Disney is trying to win over gamers

The company's latest title, Disney Infinity, represents a shift in the way execs are thinking about digital culture

Published August 20, 2013 4:41PM (EDT)

 (Screenshot, YouTube)
(Screenshot, YouTube)

Disney has treated its video games like accessories for a long time. Piggybacking on the marketing and creativity of its feature films, most have been treated like character lunch boxes and developed on short deadlines in order to match movie release dates.
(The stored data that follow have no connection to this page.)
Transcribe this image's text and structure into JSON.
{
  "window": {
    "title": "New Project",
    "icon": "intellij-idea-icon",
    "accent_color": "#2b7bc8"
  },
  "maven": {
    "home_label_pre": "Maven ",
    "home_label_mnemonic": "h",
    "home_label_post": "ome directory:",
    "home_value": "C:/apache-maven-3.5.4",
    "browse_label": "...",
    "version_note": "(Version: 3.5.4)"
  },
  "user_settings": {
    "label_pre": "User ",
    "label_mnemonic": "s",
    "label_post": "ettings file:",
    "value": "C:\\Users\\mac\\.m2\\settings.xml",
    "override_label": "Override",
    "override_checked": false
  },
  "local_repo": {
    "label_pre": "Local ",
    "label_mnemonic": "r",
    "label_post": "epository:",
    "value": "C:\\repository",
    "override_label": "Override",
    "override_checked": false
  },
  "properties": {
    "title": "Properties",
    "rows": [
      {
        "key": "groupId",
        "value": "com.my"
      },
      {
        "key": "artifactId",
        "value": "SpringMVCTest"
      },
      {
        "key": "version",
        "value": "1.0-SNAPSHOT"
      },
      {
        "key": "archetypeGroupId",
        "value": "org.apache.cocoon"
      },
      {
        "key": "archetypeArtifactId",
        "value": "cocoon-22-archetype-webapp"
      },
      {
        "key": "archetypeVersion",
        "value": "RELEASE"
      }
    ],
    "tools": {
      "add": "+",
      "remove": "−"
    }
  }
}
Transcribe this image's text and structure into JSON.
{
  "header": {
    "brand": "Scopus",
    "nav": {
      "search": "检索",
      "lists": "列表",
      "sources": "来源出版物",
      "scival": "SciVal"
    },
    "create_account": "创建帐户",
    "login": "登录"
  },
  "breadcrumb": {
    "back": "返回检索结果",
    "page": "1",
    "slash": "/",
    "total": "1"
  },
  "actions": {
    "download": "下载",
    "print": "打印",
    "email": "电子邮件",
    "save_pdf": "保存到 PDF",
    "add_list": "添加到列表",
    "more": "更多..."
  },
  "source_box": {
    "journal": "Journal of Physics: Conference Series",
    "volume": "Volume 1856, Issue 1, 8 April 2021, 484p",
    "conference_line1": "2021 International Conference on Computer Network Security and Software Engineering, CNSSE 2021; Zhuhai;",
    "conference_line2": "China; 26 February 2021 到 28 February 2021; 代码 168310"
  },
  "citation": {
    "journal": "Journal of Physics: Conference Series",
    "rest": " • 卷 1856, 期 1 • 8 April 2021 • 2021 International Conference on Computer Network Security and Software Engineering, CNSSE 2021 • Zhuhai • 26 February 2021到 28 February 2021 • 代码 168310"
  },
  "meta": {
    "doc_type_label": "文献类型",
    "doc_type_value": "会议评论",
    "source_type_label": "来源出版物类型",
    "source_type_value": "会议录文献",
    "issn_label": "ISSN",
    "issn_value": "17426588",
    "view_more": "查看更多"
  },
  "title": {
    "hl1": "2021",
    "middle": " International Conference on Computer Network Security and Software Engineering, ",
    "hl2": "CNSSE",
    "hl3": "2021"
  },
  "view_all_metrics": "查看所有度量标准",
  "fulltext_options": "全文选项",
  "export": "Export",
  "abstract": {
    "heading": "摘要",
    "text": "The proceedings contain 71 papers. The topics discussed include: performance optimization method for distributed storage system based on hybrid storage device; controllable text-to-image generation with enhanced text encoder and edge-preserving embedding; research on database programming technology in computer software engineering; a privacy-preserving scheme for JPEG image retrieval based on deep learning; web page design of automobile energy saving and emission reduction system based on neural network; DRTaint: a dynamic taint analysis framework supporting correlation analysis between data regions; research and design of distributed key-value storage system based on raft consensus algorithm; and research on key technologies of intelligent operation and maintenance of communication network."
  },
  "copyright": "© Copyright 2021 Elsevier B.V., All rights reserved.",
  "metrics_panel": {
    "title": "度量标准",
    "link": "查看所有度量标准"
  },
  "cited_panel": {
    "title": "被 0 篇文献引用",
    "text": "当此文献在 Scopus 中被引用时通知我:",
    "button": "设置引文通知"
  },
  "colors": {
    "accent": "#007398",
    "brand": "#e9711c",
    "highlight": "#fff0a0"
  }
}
The company's latest title, Disney Infinity, however, signals a dramatic shift in the way Disney's executives think about gaming. Infinity's budget, the largest the company has ever allotted a game, is on par with a motion picture, and its development timeline––which includes a line of physical toy characters and accompanying mobile games––extended three years.

Disney has realized something important: The more time kids spend with digital screens, the more Disney competes not just with television and movie studios, but also technology companies such as Zynga and Facebook. And to do so effectively, Disney needs games.

Not necessarily console games, but the kind of games packed at the top of every app store's charts, games that dominate time spent on mobile phones and are fueling growth in the gaming industry: the lightweight, free–to–play kind.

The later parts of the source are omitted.